Introduction / Context:
For sinusoidal steady-state analysis, an ideal inductor’s opposition to AC is captured by inductive reactance X_L. Designers need intuition about how current changes with frequency at fixed voltage to predict heating, magnetic fields, and resonance behavior in filters and power systems.

Given Data / Assumptions:

• Ideal inductor L driven by a fixed-amplitude sinusoidal source.
• Inductive reactance X_L = 2 * pi * f * L.
• Linearity and no core saturation or resistance.

Concept / Approach:
Ohm’s law for AC magnitudes gives I = V / X_L for a purely inductive branch. Because X_L is proportional to frequency f, doubling f doubles X_L. Therefore, with the same applied voltage, current is inversely proportional to frequency and will be halved when f is doubled.

Step-by-Step Solution:
1) Use X_L = 2 * pi * f * L.2) Double frequency: f → 2f → X_L(new) = 2 * pi * (2f) * L = 2 * X_L.3) Current relation: I = V / X_L → I(new) = V / (2 * X_L) = I / 2.4) Conclude: current is cut in half.

Verification / Alternative check:
Numerical example: V = 10 V, L = 100 mH. At 50 Hz, X_L ≈ 31.4 ohm → I ≈ 0.318 A. At 100 Hz, X_L ≈ 62.8 ohm → I ≈ 0.159 A, approximately half, confirming the proportionality.
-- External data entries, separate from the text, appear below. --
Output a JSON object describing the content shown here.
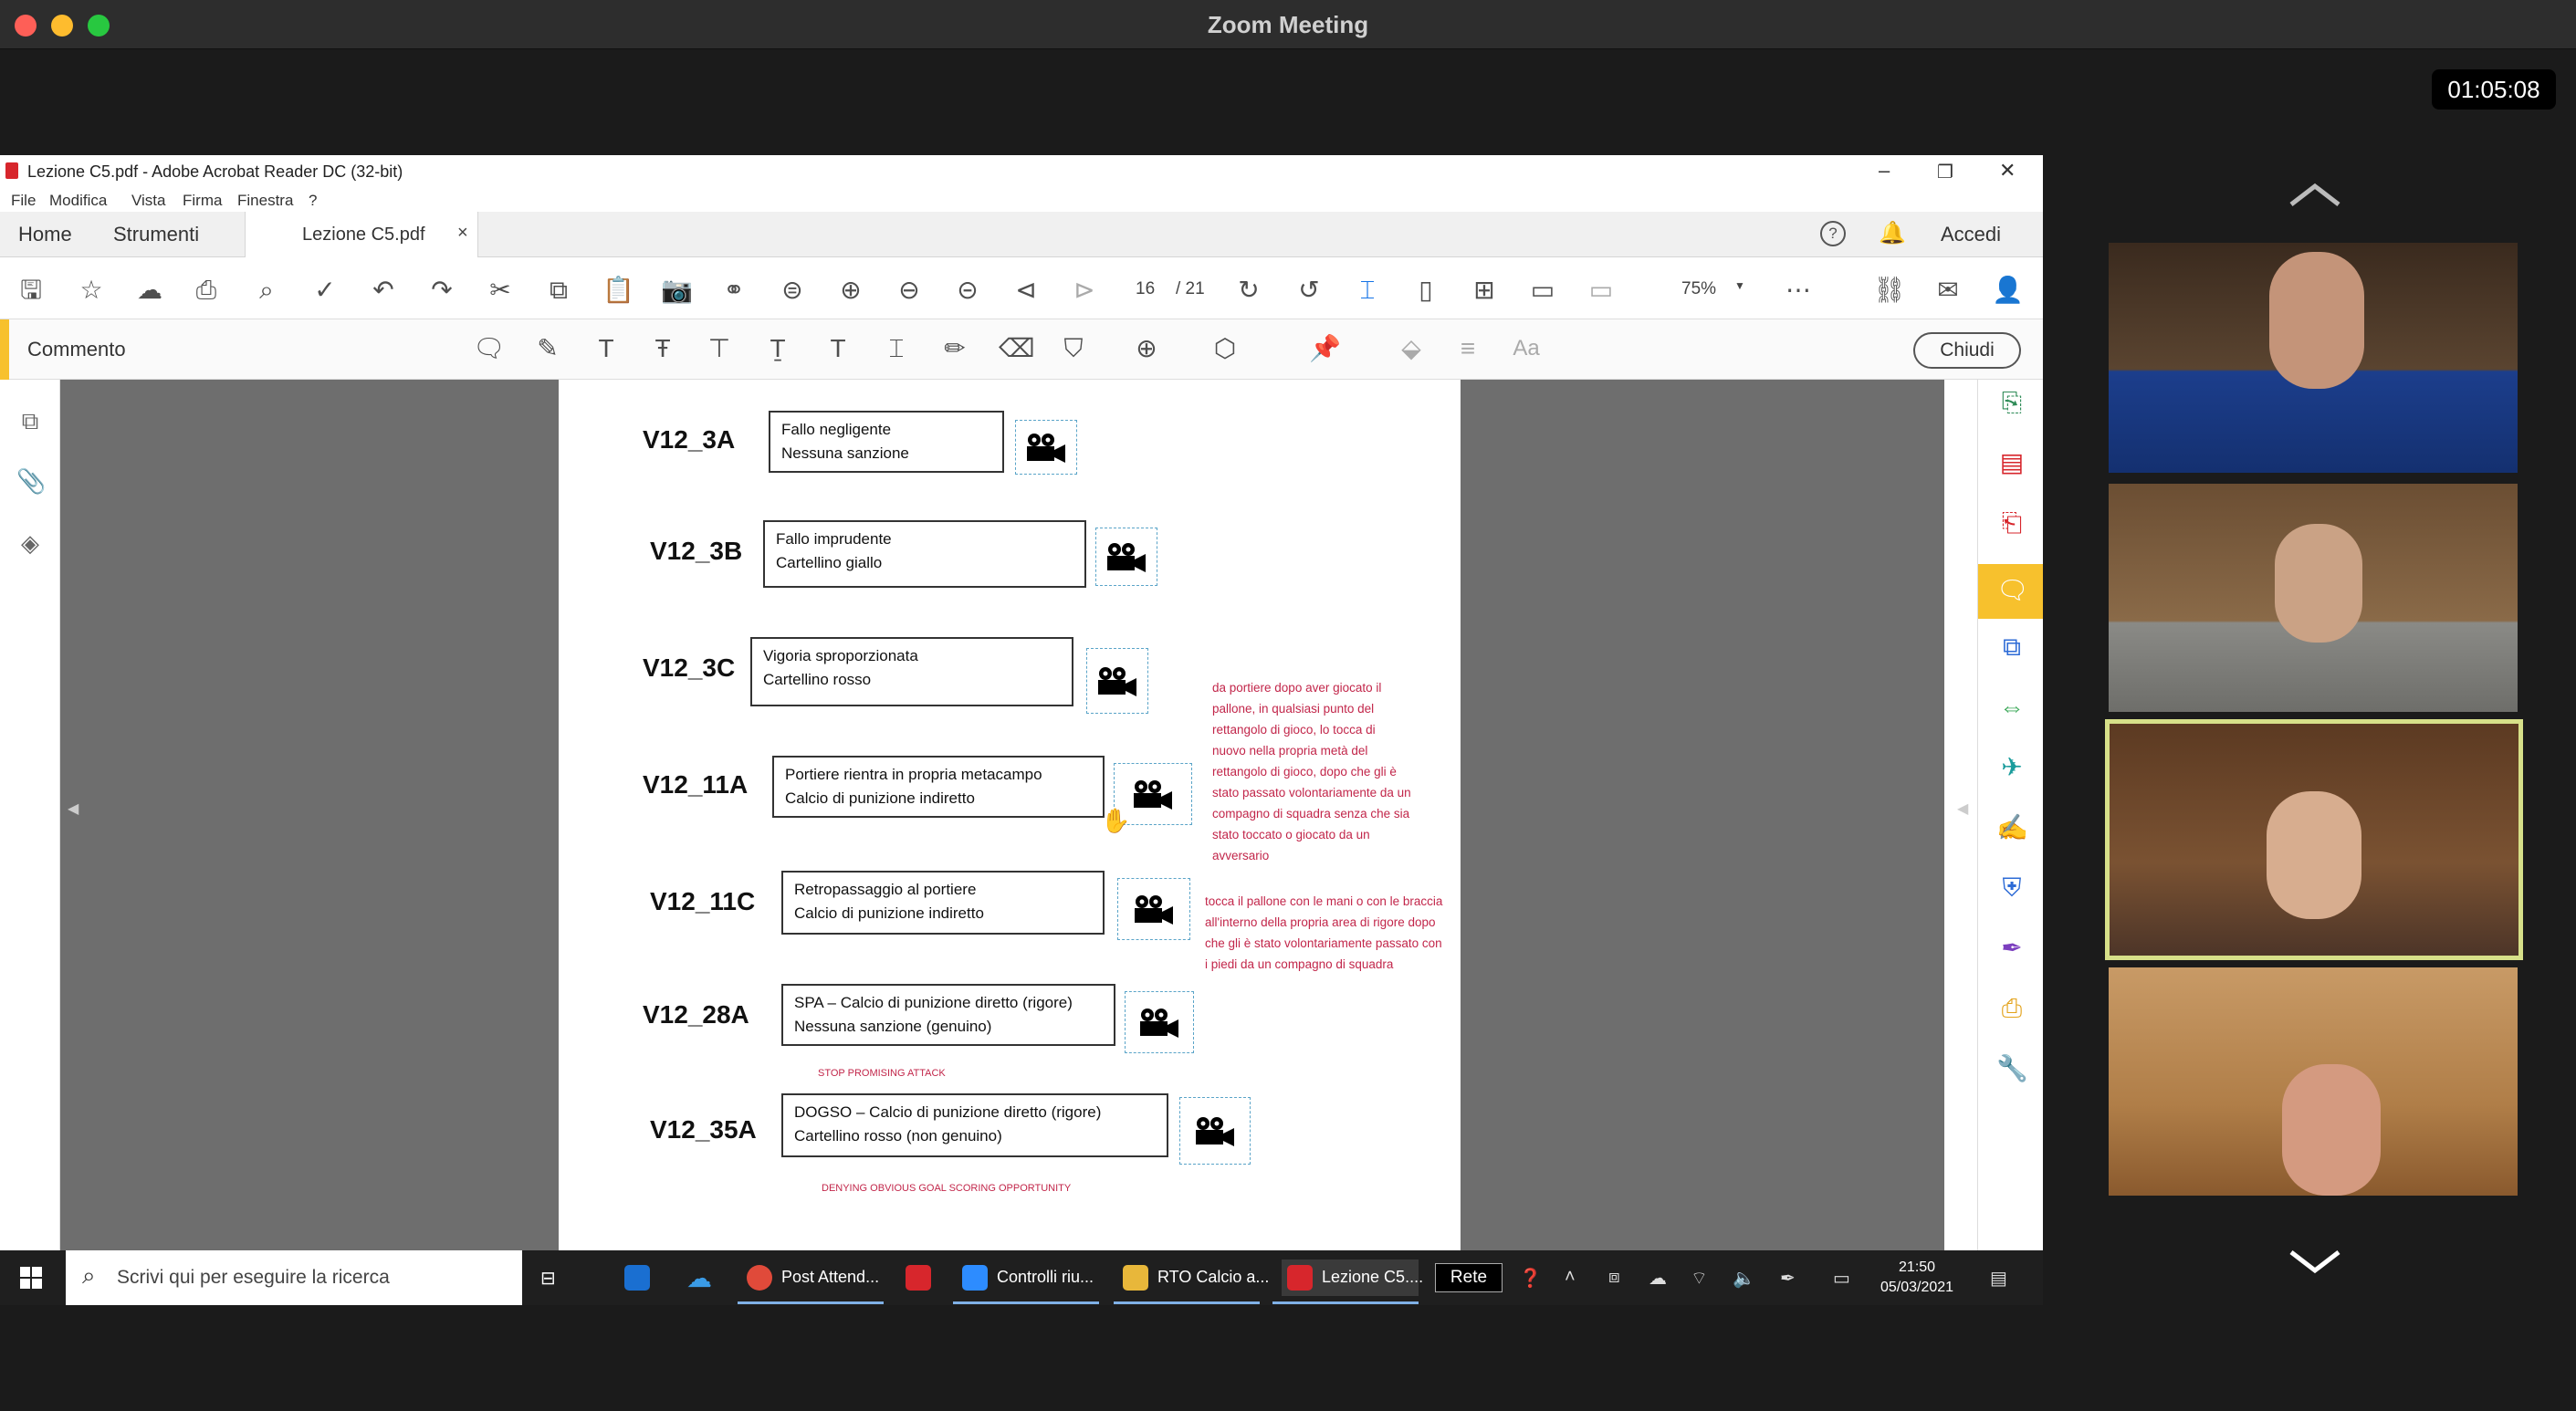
{
  "window": {
    "title": "Zoom Meeting",
    "timer": "01:05:08"
  },
  "acrobat": {
    "title": "Lezione C5.pdf - Adobe Acrobat Reader DC (32-bit)",
    "menu": [
      "File",
      "Modifica",
      "Vista",
      "Firma",
      "Finestra",
      "?"
    ],
    "tabs": {
      "home": "Home",
      "tools": "Strumenti",
      "doc": "Lezione C5.pdf",
      "close": "×"
    },
    "header_right": {
      "signin": "Accedi",
      "help": "?"
    },
    "page_current": "16",
    "page_total": "/ 21",
    "zoom": "75%",
    "comment_label": "Commento",
    "close_button": "Chiudi",
    "icons": {
      "save": "floppy-icon",
      "star": "star-icon",
      "upload": "cloud-upload-icon",
      "print": "printer-icon",
      "search": "magnifier-icon",
      "undo": "undo-icon",
      "redo": "redo-icon"
    }
  },
  "document": {
    "rows": [
      {
        "code": "V12_3A",
        "line1": "Fallo negligente",
        "line2": "Nessuna sanzione"
      },
      {
        "code": "V12_3B",
        "line1": "Fallo imprudente",
        "line2": "Cartellino giallo"
      },
      {
        "code": "V12_3C",
        "line1": "Vigoria sproporzionata",
        "line2": "Cartellino rosso"
      },
      {
        "code": "V12_11A",
        "line1": "Portiere rientra in propria metacampo",
        "line2": "Calcio di punizione indiretto"
      },
      {
        "code": "V12_11C",
        "line1": "Retropassaggio al portiere",
        "line2": "Calcio di punizione indiretto"
      },
      {
        "code": "V12_28A",
        "line1": "SPA – Calcio di punizione diretto (rigore)",
        "line2": "Nessuna sanzione (genuino)",
        "note": "STOP PROMISING ATTACK"
      },
      {
        "code": "V12_35A",
        "line1": "DOGSO – Calcio di punizione diretto (rigore)",
        "line2": "Cartellino rosso (non genuino)",
        "note": "DENYING OBVIOUS GOAL SCORING OPPORTUNITY"
      }
    ],
    "note_11a": [
      "da portiere dopo aver giocato il",
      "pallone, in qualsiasi punto del",
      "rettangolo di gioco, lo tocca di",
      "nuovo nella propria metà del",
      "rettangolo di gioco, dopo che gli è",
      "stato passato volontariamente da un",
      "compagno di squadra senza che sia",
      "stato toccato o giocato da un",
      "avversario"
    ],
    "note_11c": [
      "tocca il pallone con le mani o con le braccia",
      "all'interno della propria area di rigore dopo",
      "che gli è stato volontariamente passato con",
      "i piedi da un compagno di squadra"
    ]
  },
  "taskbar": {
    "search_placeholder": "Scrivi qui per eseguire la ricerca",
    "apps": [
      {
        "label": "Post Attend...",
        "color": "#e04a3a"
      },
      {
        "label": "Controlli riu...",
        "color": "#2d8cff"
      },
      {
        "label": "RTO Calcio a...",
        "color": "#e8b73a"
      },
      {
        "label": "Lezione C5....",
        "color": "#d7262c"
      }
    ],
    "network": "Rete",
    "time": "21:50",
    "date": "05/03/2021"
  },
  "participants": [
    {
      "id": "participant-1",
      "active": false
    },
    {
      "id": "participant-2",
      "active": false
    },
    {
      "id": "participant-3",
      "active": true
    },
    {
      "id": "participant-4",
      "active": false
    }
  ],
  "colors": {
    "active_speaker": "#d7e089",
    "accent": "#f7c12d",
    "note_red": "#c2264a"
  }
}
Why Other Options Are Wrong:
“Doubles” contradicts inverse proportionality; “no effect” ignores X_L dependence; “requires complete analysis” is unnecessary because the ideal formula fully predicts the change.

Common Pitfalls:
Including winding resistance or core effects unintentionally; while real inductors have losses, the idealized relation still guides first-order design.

Final Answer:
cuts the current through the inductors one-half